Ministro da Fazenda descarta mudar política econômica e diz que país caminha para crescimento sustentado

O ministro da Fazenda, Pedro Malan, defende a aprovação da reeleição do presidente Fernando Henrique Cardoso como uma forma de garantir estabilidade política e econômica para o país.
Avalia que os mandatos de quatro anos sem reeleição antecipam as campanhas presidenciais: "Não é boa a situação de, com um ano e meio de governo, antes de completar a metade do mandato, uma sucessão presidencial já estar em pleno andamento".
Malan trata o tema reeleição com cuidado: "Não é prorrogação nem reeleição, como infelizmente é sugerido. É disputar a preferência popular como qualquer outro".
O ministro descarta mudar a política econômica para beneficiar a aprovação da emenda da reeleição, contrariando expectativa dos operadores de FHC no Congresso.
"Seria o mesmo que dar um tiro no pé, derrubando o programa para tentar conseguir algo que pode ou não se materializar."
Sobre as recentes medidas para as dívidas dos Estados, diz que não haverá solução genérica, "e que uns terão que fazer mais esforço que os outros".
Com 53 anos, Malan é visto hoje por FHC como um dos ministros que passam mais credibilidade ao defender o governo. Brinca ao comentar os incentivos que o Planalto lhe faz para ser mais político.
Algum coisa mudou em Malan, que sempre enfatizou que era um técnico em uma função política.
Recentemente, levou a família a uma passeata contra a violência no trânsito no Distrito Federal.

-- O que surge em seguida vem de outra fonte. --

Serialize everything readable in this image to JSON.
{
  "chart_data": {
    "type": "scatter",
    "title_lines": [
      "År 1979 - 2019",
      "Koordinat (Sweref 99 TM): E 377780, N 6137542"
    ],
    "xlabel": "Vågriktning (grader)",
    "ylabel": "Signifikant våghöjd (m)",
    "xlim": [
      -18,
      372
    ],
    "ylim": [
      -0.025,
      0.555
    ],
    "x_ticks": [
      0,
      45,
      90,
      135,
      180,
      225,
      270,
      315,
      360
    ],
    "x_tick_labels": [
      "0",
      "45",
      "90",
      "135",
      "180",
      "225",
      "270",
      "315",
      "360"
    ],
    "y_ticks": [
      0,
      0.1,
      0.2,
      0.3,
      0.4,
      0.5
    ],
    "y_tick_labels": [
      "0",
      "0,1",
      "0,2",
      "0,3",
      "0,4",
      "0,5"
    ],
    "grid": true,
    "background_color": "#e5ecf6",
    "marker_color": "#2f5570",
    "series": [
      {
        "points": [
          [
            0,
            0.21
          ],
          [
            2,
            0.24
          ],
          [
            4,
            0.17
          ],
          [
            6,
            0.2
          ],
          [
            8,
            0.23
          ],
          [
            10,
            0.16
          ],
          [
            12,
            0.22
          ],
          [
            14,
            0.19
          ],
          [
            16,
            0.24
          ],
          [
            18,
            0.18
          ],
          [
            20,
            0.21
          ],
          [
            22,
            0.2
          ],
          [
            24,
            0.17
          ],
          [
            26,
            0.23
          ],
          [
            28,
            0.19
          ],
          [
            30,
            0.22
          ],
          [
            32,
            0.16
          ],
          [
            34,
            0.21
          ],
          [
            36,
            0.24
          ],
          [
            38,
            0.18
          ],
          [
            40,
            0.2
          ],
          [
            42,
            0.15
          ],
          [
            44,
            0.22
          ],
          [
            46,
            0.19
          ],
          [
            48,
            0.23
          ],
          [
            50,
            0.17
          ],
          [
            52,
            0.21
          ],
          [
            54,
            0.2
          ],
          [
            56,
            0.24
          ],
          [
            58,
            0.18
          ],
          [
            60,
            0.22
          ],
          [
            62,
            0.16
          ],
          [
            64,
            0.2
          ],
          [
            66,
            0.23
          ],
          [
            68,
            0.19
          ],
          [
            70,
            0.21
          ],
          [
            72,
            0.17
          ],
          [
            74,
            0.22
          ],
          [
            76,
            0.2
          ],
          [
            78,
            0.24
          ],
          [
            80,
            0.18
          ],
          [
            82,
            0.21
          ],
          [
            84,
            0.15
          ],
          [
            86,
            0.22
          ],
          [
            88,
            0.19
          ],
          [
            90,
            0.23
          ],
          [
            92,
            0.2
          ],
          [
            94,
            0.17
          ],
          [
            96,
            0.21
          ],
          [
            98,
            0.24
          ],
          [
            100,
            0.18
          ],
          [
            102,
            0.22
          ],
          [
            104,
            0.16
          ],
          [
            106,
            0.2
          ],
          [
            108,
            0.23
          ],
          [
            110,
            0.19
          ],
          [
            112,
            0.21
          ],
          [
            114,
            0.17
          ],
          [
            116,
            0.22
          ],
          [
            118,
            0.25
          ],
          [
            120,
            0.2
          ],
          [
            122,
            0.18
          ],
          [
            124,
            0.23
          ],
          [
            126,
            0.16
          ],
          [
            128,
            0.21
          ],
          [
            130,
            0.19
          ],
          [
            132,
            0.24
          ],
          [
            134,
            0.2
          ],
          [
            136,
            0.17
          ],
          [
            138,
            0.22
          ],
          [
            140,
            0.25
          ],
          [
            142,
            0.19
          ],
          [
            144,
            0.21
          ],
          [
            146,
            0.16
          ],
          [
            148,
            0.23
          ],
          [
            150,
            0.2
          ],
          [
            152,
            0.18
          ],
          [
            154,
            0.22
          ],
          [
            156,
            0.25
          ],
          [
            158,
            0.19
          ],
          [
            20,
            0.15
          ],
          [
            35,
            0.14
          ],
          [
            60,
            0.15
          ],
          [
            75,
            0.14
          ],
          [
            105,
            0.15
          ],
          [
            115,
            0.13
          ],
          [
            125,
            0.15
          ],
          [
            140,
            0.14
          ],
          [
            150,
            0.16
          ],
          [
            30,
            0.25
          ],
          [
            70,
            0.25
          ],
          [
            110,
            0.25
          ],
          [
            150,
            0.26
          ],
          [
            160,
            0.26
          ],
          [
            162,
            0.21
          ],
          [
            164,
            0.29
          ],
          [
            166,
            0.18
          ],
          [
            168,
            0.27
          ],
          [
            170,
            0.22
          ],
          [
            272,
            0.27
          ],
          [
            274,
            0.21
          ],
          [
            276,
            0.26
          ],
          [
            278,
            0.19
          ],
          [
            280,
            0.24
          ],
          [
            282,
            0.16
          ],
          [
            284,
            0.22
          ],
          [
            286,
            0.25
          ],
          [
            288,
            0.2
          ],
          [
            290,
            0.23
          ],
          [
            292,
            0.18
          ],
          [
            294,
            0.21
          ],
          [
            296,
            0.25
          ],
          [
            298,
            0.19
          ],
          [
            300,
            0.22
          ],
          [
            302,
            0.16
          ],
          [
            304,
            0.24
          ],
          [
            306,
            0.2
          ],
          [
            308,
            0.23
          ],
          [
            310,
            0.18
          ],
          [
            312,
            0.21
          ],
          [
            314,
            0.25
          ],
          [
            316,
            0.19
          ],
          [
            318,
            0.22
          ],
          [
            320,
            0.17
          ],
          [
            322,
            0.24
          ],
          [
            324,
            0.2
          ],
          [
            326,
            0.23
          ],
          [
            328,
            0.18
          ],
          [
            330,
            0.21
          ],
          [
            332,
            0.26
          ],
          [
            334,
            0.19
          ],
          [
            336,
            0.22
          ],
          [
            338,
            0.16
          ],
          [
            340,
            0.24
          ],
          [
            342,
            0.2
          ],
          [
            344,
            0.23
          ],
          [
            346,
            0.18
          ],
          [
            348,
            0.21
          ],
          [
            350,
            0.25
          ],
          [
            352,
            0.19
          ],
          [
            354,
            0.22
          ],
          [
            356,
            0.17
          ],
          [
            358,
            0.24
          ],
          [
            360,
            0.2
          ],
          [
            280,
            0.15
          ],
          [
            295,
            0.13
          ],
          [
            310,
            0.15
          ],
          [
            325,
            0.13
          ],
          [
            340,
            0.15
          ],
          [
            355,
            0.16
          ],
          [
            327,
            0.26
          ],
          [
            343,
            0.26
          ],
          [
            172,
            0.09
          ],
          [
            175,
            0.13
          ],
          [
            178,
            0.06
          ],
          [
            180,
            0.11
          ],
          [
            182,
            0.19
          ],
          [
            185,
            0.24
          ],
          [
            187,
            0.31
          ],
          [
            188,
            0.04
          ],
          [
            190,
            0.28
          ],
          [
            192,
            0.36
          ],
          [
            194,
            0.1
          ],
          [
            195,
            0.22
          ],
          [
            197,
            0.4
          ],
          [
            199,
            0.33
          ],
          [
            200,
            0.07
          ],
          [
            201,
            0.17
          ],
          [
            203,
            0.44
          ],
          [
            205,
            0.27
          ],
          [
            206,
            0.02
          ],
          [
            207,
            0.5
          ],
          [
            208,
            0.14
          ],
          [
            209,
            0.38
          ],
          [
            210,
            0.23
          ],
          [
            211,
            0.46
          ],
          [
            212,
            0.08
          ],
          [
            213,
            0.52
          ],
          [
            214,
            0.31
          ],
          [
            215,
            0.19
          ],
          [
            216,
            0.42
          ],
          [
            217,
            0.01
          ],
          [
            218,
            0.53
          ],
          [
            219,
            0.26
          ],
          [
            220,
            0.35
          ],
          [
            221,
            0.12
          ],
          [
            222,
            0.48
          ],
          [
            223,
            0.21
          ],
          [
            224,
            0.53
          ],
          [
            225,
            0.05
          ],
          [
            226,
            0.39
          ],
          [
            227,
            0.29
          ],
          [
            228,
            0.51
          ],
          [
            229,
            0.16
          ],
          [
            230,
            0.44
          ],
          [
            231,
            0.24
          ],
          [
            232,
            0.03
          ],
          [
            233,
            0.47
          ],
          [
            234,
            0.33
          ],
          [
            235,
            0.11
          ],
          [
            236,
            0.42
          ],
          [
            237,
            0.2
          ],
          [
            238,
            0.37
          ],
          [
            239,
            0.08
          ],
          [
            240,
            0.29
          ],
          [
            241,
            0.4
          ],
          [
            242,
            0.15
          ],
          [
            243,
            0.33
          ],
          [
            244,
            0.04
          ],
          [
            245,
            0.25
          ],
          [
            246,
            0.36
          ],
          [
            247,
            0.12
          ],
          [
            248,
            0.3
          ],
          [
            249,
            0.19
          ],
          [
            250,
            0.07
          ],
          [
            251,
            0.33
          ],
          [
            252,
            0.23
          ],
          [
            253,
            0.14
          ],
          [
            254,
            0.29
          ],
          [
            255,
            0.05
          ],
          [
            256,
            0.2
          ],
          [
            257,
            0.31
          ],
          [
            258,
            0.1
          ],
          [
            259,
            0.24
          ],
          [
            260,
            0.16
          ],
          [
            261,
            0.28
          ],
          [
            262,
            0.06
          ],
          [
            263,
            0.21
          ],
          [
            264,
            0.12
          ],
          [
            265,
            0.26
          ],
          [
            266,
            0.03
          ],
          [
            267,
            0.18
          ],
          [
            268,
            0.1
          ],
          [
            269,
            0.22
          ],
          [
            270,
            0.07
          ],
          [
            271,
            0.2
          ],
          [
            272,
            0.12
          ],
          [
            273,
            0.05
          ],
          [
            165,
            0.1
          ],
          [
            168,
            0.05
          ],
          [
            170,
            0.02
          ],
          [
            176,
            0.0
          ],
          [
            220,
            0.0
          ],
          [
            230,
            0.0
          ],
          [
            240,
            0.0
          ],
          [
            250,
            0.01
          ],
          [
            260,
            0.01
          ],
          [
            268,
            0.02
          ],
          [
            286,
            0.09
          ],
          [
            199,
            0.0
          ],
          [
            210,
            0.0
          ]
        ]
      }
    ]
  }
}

Fala que o país não é uma ditadura, ao comentar a demora em se fazer a reforma tributária e fiscal, vendidas na campanha de 1994 como as mais urgentes.
Diz que, se votasse em São Paulo, optaria por José Serra para a prefeitura, com quem teve divergências no ministério. A seguir, os principais trechos da entrevista:
*
Folha - O que o sr. acha da análise da comunidade internacional de que o desequilíbrio fiscal está criando uma bomba-relógio que, mais dia, menos dia, explodirá o Plano Real?
Pedro Malan - A mim causa estranheza que, de repente, alguém em inglês, em francês, em alemão ou javanês apresente isso como um crítica nova ou um alerta que o governo desconhece.
Desde maio de 1993, dizemos exatamente isso. O grande desafio a enfrentar seria lidar com o descalabro administrativo-financeiro.
O relevante é o que estamos fazendo. A situação fiscal em 96 será melhor que em 95, em 97 melhor que em 96, e em 98 melhor que em 97. O importante é olhar a direção em que estão caminhando as coisas.
Um fenômeno que só agora a maioria dos brasileiros se dá conta é que a estabilidade, como disse o governador Antônio Brito (RS), fez um striptease nas finanças dos Estados. Mas fez também nas do governo federal, dos municípios, das empresas.
A deterioração da situação fiscal de 94 para 95 é um efeito disso. Foi o primeiro ano em que todo o calendário teve uma taxa de inflação civilizada. Estamos aprendendo a conviver com uma inflação que é a menor desde 1957. Dois terços da população brasileira nasceram após essa data.
Folha - Na campanha de 94, a equipe econômica vendia as reformas tributária e fiscal como as mais urgentes. Mas, em 20 meses de governo, elas não foram priorizadas. Se o problema fiscal é conhecido há três anos, por que ele ficou para trás?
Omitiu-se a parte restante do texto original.